🤖 AI Summary
This study addresses the challenge of modeling multimodal uncertainties and abrupt trends in influenza outbreak forecasting by proposing a novel approach based on denoising diffusion probabilistic models. The method encodes flu seasons as spatiotemporal images and employs a conditional generation (inpainting) strategy to produce diverse, high-fidelity future epidemic trajectories from partial observations. Innovatively, it introduces diffusion models to influenza spatiotemporal prediction for the first time and constructs a hybrid training dataset combining real surveillance data with simulated scenarios. Evaluated in the CDC FluSight 2024–2025 challenge, the approach achieves strong performance using a training configuration of 30% real and 70% synthetic data, attaining prediction accuracy comparable to current state-of-the-art ensemble methods.
📝 Abstract
Forecasting infectious disease incidence can provide important information to guide public health planning, yet is difficult because epidemic dynamics are complex.

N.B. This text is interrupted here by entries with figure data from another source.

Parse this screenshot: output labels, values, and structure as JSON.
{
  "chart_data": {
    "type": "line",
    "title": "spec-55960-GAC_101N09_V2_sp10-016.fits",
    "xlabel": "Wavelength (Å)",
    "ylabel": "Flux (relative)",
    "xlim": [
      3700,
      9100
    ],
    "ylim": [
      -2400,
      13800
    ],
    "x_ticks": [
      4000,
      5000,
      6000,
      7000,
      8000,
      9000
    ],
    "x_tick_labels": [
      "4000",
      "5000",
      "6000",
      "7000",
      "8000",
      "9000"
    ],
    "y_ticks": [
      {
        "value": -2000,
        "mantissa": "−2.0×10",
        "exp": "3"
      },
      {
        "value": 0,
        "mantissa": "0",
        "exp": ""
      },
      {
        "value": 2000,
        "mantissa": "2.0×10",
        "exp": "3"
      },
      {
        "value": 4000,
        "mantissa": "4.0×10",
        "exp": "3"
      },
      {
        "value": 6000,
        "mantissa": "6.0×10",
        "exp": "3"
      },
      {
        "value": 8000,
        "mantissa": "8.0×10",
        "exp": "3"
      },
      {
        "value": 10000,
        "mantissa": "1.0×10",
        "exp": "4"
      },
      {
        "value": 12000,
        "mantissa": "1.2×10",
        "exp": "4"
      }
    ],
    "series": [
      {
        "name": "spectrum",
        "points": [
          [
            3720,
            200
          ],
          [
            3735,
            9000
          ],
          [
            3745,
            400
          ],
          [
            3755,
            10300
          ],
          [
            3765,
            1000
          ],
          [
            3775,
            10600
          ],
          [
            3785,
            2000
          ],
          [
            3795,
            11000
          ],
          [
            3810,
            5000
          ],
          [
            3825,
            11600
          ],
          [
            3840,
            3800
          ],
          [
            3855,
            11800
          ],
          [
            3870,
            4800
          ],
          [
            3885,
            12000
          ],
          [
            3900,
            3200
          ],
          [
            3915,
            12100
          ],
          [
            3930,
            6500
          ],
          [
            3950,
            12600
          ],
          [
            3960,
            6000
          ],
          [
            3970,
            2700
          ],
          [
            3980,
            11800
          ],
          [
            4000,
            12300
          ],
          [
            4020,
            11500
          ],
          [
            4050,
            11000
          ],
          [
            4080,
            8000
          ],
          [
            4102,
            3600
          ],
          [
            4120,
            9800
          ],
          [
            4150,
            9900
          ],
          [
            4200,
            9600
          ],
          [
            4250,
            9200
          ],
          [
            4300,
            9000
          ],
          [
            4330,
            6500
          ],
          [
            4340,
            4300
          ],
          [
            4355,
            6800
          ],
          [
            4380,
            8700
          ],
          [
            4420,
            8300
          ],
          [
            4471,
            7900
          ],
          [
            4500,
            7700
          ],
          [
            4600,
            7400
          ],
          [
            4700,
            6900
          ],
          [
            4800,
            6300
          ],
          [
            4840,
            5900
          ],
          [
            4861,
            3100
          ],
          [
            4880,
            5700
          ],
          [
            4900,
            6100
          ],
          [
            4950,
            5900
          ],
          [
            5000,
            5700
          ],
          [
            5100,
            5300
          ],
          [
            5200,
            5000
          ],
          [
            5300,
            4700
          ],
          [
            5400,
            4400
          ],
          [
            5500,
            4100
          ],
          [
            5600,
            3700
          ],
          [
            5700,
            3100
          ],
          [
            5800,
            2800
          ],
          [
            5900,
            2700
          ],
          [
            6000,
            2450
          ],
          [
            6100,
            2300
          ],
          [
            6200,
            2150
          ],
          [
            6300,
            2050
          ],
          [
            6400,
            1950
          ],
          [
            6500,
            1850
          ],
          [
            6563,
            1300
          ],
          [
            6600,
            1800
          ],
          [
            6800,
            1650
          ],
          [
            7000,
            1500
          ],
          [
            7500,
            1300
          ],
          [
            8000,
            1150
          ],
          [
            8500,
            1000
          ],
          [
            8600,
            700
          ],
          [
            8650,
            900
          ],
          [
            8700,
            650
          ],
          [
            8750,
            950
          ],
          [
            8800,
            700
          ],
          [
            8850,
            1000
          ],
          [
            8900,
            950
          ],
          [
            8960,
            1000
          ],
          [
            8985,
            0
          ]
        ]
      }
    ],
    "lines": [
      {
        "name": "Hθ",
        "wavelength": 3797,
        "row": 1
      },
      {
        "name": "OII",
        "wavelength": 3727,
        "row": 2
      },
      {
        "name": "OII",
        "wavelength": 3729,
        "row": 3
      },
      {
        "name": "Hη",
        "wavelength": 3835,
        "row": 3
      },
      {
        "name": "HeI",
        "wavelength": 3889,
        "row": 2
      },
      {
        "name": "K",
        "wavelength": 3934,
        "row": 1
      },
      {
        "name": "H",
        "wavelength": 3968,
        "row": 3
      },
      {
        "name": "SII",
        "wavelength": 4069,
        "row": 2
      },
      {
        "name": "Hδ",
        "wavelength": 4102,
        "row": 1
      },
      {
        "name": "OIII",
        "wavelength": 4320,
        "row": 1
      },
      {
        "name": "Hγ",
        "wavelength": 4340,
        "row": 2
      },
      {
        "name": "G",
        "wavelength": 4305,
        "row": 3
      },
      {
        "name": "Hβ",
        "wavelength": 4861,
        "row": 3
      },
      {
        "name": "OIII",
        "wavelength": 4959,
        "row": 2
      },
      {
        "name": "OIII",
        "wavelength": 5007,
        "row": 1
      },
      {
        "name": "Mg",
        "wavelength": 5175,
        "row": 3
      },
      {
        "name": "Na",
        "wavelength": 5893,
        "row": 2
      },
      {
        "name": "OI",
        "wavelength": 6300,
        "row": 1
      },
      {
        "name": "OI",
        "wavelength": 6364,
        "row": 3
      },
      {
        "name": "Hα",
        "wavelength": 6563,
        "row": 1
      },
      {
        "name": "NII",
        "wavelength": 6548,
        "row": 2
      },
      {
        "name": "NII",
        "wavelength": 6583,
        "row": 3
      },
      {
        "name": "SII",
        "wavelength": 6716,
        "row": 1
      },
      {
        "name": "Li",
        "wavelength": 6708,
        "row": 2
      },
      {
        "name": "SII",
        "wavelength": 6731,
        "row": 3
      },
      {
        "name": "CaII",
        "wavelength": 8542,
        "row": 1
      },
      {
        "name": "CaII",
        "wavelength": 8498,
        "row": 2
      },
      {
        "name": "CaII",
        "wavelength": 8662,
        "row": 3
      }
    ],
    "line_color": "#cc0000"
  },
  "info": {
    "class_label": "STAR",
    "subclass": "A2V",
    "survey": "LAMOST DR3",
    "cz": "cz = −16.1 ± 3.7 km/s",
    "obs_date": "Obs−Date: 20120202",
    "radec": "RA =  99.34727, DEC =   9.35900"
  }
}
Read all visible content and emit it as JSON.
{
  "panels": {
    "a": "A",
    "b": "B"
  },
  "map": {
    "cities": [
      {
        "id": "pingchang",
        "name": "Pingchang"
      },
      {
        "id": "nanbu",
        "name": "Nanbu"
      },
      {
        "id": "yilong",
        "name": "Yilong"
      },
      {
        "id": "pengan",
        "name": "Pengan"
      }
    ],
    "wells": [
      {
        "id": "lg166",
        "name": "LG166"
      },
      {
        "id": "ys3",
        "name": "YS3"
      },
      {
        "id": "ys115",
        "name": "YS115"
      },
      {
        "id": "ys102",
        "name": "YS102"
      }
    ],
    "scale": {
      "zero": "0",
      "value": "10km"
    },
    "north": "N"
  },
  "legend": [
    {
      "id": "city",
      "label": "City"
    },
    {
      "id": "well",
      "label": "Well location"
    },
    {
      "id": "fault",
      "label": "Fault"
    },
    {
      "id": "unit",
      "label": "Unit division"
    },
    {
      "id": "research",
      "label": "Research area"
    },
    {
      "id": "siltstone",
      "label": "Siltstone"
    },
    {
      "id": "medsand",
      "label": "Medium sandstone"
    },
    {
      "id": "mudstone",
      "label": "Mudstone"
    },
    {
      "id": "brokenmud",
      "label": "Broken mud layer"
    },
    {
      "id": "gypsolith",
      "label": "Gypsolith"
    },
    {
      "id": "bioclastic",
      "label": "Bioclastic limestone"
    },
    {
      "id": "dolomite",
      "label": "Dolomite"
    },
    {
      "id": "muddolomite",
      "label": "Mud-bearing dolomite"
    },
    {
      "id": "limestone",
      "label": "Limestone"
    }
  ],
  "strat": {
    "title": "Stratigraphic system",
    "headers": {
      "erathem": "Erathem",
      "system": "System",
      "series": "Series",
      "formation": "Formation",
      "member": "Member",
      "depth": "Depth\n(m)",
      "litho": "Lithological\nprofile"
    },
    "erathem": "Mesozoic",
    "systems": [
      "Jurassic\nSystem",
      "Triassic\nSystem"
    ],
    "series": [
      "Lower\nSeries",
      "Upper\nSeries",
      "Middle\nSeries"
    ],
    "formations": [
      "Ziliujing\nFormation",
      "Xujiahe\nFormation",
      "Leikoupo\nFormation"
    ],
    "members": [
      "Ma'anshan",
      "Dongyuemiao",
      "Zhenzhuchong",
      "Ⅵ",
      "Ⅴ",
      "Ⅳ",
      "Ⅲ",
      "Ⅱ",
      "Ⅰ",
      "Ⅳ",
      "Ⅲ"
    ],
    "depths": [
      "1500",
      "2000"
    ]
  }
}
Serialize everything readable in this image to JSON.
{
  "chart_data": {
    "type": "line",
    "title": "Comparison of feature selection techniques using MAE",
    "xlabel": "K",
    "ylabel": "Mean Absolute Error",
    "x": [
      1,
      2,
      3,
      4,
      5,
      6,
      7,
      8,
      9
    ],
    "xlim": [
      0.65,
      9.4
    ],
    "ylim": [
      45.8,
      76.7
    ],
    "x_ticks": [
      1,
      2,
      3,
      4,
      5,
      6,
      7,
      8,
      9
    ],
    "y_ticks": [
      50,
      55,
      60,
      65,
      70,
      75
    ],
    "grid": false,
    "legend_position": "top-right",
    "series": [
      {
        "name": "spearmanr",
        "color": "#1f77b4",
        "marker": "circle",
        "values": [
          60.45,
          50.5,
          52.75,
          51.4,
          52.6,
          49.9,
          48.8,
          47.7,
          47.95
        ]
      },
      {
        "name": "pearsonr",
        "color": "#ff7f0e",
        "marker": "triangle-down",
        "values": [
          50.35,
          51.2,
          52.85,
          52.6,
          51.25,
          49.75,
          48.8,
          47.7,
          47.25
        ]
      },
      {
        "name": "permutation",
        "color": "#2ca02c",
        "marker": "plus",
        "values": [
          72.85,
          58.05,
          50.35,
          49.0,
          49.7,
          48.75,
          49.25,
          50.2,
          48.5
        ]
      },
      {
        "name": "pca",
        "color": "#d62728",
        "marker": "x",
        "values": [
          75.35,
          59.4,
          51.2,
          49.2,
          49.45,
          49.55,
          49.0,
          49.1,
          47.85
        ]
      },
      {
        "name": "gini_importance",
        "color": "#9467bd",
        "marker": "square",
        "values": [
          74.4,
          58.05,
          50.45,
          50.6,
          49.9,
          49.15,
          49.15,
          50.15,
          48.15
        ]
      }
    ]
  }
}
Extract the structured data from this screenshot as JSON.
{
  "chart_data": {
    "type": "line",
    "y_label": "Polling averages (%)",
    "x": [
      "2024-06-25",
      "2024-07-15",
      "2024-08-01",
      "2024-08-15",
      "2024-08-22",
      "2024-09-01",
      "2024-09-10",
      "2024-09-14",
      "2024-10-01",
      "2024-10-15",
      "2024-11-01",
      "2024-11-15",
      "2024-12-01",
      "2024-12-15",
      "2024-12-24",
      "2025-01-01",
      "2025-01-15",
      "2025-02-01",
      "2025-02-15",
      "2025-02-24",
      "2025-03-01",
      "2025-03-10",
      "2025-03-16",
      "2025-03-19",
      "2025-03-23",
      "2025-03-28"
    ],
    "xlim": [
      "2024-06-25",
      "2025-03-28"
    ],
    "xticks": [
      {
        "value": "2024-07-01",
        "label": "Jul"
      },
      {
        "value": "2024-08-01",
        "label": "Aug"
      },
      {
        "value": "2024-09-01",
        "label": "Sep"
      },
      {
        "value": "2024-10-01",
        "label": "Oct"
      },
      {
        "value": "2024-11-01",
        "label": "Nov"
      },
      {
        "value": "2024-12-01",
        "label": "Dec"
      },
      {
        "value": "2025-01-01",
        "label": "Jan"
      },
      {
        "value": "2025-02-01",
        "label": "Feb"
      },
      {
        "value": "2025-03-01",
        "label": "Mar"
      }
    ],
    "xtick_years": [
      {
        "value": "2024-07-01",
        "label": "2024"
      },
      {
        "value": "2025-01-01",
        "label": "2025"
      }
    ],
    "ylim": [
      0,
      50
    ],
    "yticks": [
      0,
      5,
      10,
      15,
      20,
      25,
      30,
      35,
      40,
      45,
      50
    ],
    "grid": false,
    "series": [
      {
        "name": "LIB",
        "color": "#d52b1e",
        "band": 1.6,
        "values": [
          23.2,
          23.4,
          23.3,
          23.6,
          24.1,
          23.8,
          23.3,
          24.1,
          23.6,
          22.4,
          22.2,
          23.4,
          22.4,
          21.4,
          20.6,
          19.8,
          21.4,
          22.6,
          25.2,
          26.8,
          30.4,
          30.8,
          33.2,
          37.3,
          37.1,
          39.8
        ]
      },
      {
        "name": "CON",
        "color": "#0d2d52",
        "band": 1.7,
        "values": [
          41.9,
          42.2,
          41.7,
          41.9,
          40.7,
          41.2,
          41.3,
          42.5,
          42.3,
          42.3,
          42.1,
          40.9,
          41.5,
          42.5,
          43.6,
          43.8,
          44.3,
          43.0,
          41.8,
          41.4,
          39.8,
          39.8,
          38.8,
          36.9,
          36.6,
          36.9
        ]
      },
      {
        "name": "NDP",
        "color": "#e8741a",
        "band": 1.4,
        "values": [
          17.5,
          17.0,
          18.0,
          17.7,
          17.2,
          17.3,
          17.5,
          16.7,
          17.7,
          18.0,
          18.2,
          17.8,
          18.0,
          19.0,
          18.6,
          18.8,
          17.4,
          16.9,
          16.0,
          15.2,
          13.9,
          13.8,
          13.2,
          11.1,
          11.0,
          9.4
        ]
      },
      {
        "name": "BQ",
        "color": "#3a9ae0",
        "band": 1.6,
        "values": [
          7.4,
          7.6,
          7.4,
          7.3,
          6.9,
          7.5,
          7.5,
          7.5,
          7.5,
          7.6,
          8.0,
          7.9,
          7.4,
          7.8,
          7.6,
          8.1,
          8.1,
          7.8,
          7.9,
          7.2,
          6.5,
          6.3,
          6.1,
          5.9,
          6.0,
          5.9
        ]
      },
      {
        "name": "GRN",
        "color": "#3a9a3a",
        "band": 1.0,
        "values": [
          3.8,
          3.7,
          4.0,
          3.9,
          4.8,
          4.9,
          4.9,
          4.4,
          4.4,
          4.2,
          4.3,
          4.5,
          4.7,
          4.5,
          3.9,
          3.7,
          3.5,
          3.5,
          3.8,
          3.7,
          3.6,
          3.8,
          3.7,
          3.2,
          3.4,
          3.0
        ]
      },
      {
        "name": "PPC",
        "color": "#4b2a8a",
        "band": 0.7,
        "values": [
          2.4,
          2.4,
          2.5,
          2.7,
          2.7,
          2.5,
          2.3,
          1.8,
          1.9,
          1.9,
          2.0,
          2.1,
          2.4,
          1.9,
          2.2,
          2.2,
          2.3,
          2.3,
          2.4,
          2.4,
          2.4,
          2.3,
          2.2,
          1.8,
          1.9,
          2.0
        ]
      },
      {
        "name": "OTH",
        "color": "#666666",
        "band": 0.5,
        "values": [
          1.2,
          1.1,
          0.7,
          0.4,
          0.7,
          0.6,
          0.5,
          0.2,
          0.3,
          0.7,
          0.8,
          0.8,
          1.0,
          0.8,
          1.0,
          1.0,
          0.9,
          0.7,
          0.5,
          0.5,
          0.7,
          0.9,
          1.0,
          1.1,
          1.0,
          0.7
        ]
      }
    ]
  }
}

Current mechanistic and statistical approaches often struggle to capture multimodal uncertainty or emergent trends. Influpaint adapts denoising diffusion probabilistic models to epidemic forecasting. By encoding influenza seasons as spatiotemporal images in which pixel intensity represents incidence, Influpaint learns a rich distribution of disease dynamics from a hybrid dataset of surveillance and simulated trajectories. Forecasting is formulated as a conditional generation (inpainting) task from partial observations. We show that Influpaint generates realistic, diverse epidemic trajectories and achieves forecast accuracy that is competitive with leading ensemble methods in retrospective evaluation. In real-time evaluation during the 2023--2025 U.S. CDC FluSight challenges, performance improved substantially across seasons, with highly accurate but somewhat overconfident projections in 2024--2025. The best performance was achieved with a training dataset containing 30% surveillance and 70% simulated trajectories. These results show that diffusion models can capture important spatiotemporal structure in influenza dynamics and provide a flexible framework for probabilistic infectious disease forecasting.